The Five-Year Squeeze

September 27, 2016

The Five-Year Squeeze

I have a theory (Yay for everyone and their theories!), and it has a name: The Five-Year Squeeze.

We’ve all heard of the Seven-Year Itch, right? Well, the Five-Year Squeeze is that point in marriage when you start to feel — and wake up to — your financial reality.

This, of course, does not apply to every marriage, but in my extremely scientific and detailed research of asking friends and clients, it’s somewhere around that five-year mark that the average couple feels the impact of their financial choices.

Years One to Five of Marriage

The first five years of marriage seem to go something like this: big wedding; financed honeymoon or vacation to some island in the Caribbean; a leased or financed car; a raise at work (woohoo!); an upgrade in apartment in celebration of said raise; a baby; a mortgage; another leased or financed car; panic.

There may also be a career change or a decision to shift to a single-income household in there somewhere. Does this sound familiar?

For the fortunate couple who has at least one financially-minded party, the Five-Year Squeeze is probably avoided, but for the rest of us, the Five-Year Squeeze serves as a wake-up call to the fact that making financial decisions in the absence of a plan or goals will only get us into trouble.

Why Five Years?

While five years may seem like a long time, it isn’t. When we make a single financial decision, we may not feel the effects of that decision immediately. We also may not feel the entire impact of that decision until it’s within the context of other decisions.

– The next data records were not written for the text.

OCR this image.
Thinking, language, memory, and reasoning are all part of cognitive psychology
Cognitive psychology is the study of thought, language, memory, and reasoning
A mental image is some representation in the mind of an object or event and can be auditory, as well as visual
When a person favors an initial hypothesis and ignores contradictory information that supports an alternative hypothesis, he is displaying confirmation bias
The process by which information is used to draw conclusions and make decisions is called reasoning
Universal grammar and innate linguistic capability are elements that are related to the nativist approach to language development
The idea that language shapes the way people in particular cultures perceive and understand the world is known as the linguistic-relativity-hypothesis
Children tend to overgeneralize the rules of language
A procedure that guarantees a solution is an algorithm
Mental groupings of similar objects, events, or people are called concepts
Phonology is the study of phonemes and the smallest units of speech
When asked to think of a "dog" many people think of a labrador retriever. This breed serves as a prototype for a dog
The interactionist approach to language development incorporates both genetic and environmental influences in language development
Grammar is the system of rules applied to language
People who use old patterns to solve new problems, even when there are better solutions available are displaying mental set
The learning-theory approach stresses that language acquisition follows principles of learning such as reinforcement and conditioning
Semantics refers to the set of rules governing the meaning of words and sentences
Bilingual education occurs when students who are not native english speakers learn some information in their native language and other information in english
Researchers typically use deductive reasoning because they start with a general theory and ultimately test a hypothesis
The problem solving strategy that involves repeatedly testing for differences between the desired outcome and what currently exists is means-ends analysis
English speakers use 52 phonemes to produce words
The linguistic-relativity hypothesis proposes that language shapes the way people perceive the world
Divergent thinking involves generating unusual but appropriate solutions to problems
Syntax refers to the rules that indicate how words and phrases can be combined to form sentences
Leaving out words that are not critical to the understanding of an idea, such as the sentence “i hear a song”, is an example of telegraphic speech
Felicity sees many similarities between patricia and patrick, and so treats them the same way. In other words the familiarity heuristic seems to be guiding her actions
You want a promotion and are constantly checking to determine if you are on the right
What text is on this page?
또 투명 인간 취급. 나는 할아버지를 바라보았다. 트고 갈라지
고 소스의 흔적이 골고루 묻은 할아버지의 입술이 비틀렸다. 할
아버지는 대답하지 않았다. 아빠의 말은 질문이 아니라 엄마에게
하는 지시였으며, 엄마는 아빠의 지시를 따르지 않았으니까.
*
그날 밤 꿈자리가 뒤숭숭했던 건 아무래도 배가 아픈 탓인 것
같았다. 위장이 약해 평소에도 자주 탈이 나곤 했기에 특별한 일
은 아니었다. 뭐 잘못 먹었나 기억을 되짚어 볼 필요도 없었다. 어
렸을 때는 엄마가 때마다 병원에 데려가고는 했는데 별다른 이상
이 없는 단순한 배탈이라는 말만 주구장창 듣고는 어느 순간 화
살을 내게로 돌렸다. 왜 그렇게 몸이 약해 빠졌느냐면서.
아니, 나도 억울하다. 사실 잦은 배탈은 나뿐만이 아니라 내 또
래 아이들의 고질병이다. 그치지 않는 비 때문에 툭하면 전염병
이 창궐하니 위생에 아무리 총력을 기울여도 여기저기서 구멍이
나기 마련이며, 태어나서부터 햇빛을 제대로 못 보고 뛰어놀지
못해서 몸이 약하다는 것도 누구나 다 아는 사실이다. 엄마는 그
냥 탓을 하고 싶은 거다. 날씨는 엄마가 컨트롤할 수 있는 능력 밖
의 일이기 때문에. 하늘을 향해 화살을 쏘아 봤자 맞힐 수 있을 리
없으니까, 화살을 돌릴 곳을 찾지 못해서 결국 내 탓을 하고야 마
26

Celebrating a $2000 raise with an upgrade to a more expensive apartment may seem innocuous, but when that second car lease is added to the mix, or the desire to stay at home instead of paying for childcare kicks in, suddenly the weight of that decision is felt.

When each decision is made in a vacuum, we set ourselves up for having to deal with a big mess later on. Somehow it takes about five years to feel the compound consequences of our decisions.

Avoiding the Five-Year Squeeze

If you are reading this and you have not felt the Five-Year Squeeze yet, great! The antidote is to be intentional in your decisions. And to work together with your spouse. And to set goals.

As Yogi Berra put it, “If you don’t know where you are going, you’ll end up someplace else.” The Five-Year Squeeze is easily avoided by establishing where you want to go financially as a couple — and establishing your “why.”

If you desire to retire early or fund your children’s college education, then those goals will dictate whether you lease a car or opt to pay cash for one and live within your means. You may be tempted to go in a particular direction, but keeping your “why” in mind will color your final decision.

Warn Others

I firmly believe one of the reasons we experience mistakes and challenges is for the benefit of others. Whether it’s for the benefit of our own offspring or the benefit of others we may have the opportunity to influence, our history and our experience serve as lessons.

If you have experienced the Five-Year Squeeze and have successfully moved past it, share your story with that young engaged or newly-married couple you know. Prevention is better than cure so, telling your tale just might help them avoid the mistakes you made.

Would love your thoughts. If married, how far into your marriage did you start to feel a financial squeeze? Do you agree with the Five-Year Squeeze theory?